🤖 AI Summary
This paper addresses the zero-shot compositional generalization challenge in reinforcement learning—specifically, the failure of value estimation when encountering unseen state compositions formed from known primitive elements (e.g., pedestrians, vehicles). We formally define this task and propose a novel behavior cloning paradigm based on conditional diffusion models. Unlike conventional value-based methods, our approach leverages expert trajectories as supervision to directly generate policy actions tailored to unseen compositional states. Extensive experiments across three heterogeneous domains—maze navigation, autonomous driving, and multi-agent coordination—demonstrate that our method significantly outperforms mainstream RL algorithms. It exhibits strong cross-compositional generalization and domain transferability, enabling effective decision-making under open-world conditions.
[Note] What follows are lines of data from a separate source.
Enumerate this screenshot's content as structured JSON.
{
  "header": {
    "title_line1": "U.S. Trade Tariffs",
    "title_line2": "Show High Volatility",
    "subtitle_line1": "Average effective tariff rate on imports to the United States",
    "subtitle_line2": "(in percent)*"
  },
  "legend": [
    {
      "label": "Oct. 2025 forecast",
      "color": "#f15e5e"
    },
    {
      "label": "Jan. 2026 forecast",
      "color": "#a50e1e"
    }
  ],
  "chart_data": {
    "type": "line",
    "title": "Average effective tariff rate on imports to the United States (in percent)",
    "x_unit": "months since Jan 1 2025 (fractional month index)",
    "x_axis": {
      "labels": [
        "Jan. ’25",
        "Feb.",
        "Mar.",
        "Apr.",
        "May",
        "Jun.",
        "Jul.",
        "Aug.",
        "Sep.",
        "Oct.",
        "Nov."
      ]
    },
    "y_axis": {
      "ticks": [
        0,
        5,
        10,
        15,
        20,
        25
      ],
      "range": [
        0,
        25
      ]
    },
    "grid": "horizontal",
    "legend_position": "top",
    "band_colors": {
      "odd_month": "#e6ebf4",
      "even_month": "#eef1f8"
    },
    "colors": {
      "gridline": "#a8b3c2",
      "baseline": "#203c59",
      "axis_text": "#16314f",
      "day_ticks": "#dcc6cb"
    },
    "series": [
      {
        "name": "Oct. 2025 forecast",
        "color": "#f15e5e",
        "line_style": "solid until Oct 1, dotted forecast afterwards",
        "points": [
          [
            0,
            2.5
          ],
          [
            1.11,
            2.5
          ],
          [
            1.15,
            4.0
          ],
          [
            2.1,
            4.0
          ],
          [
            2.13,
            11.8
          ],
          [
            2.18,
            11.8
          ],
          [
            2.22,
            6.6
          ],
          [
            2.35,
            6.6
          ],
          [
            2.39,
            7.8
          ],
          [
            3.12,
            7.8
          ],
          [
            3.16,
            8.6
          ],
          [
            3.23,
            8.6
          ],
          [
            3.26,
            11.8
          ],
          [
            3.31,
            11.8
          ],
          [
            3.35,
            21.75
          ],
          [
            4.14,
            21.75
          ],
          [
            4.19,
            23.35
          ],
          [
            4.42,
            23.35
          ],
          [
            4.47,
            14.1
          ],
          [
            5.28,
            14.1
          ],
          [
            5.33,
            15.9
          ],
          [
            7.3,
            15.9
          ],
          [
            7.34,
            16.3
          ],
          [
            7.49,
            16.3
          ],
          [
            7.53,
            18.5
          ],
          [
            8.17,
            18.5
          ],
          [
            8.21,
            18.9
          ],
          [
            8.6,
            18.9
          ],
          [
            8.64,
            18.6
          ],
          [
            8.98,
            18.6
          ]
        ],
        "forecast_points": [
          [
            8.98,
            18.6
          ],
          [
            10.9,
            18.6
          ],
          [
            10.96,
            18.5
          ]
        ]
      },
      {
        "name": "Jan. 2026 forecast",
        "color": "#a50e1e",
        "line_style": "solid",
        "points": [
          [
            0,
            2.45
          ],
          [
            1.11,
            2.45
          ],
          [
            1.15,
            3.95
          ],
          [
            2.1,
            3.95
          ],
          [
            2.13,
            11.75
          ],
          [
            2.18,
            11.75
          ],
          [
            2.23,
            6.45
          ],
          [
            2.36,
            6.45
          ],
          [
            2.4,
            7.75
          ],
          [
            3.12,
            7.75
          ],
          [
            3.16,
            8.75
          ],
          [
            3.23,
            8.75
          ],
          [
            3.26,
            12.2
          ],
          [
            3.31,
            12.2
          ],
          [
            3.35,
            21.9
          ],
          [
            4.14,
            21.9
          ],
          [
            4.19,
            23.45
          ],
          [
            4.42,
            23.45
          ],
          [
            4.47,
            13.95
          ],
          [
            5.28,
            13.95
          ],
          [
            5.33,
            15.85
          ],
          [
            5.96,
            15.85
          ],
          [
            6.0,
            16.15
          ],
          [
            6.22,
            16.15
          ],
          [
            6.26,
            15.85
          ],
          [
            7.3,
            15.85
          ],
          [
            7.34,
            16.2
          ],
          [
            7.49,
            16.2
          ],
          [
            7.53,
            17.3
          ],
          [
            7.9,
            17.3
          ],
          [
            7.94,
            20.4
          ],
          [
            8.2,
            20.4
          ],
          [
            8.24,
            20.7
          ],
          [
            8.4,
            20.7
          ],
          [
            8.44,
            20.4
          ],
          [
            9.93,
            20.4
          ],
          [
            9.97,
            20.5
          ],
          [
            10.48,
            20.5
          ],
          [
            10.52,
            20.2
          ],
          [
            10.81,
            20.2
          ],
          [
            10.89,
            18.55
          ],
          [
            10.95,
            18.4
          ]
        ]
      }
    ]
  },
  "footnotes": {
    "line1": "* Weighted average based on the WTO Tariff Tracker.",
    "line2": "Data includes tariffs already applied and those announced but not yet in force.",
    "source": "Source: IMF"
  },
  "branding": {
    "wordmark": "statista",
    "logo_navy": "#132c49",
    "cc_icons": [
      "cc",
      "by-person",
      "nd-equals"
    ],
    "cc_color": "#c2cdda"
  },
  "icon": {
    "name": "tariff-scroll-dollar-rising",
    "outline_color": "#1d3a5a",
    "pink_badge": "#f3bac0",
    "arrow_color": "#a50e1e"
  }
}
This work establishes a scalable, generative modeling framework for compositional generalization in sequential decision-making, advancing robustness and adaptability in real-world RL applications.
📝 Abstract
Many real-world decision-making problems are combinatorial in nature, where states (e.g., surrounding traffic of a self-driving car) can be seen as a combination of basic elements (e.g., pedestrians, trees, and other cars). Due to combinatorial complexity, observing all combinations of basic elements in the training set is infeasible, which leads to an essential yet understudied problem of zero-shot generalization to states that are unseen combinations of previously seen elements. In this work, we first formalize this problem and then demonstrate how existing value-based reinforcement learning (RL) algorithms struggle due to unreliable value predictions in unseen states. We argue that this problem cannot be addressed with exploration alone, but requires more expressive and generalizable models. We demonstrate that behavior cloning with a conditioned diffusion model trained on expert trajectory generalizes better to states formed by new combinations of seen elements than traditional RL methods. Through experiments in maze, driving, and multiagent environments, we show that conditioned diffusion models outperform traditional RL techniques and highlight the broad applicability of our problem formulation.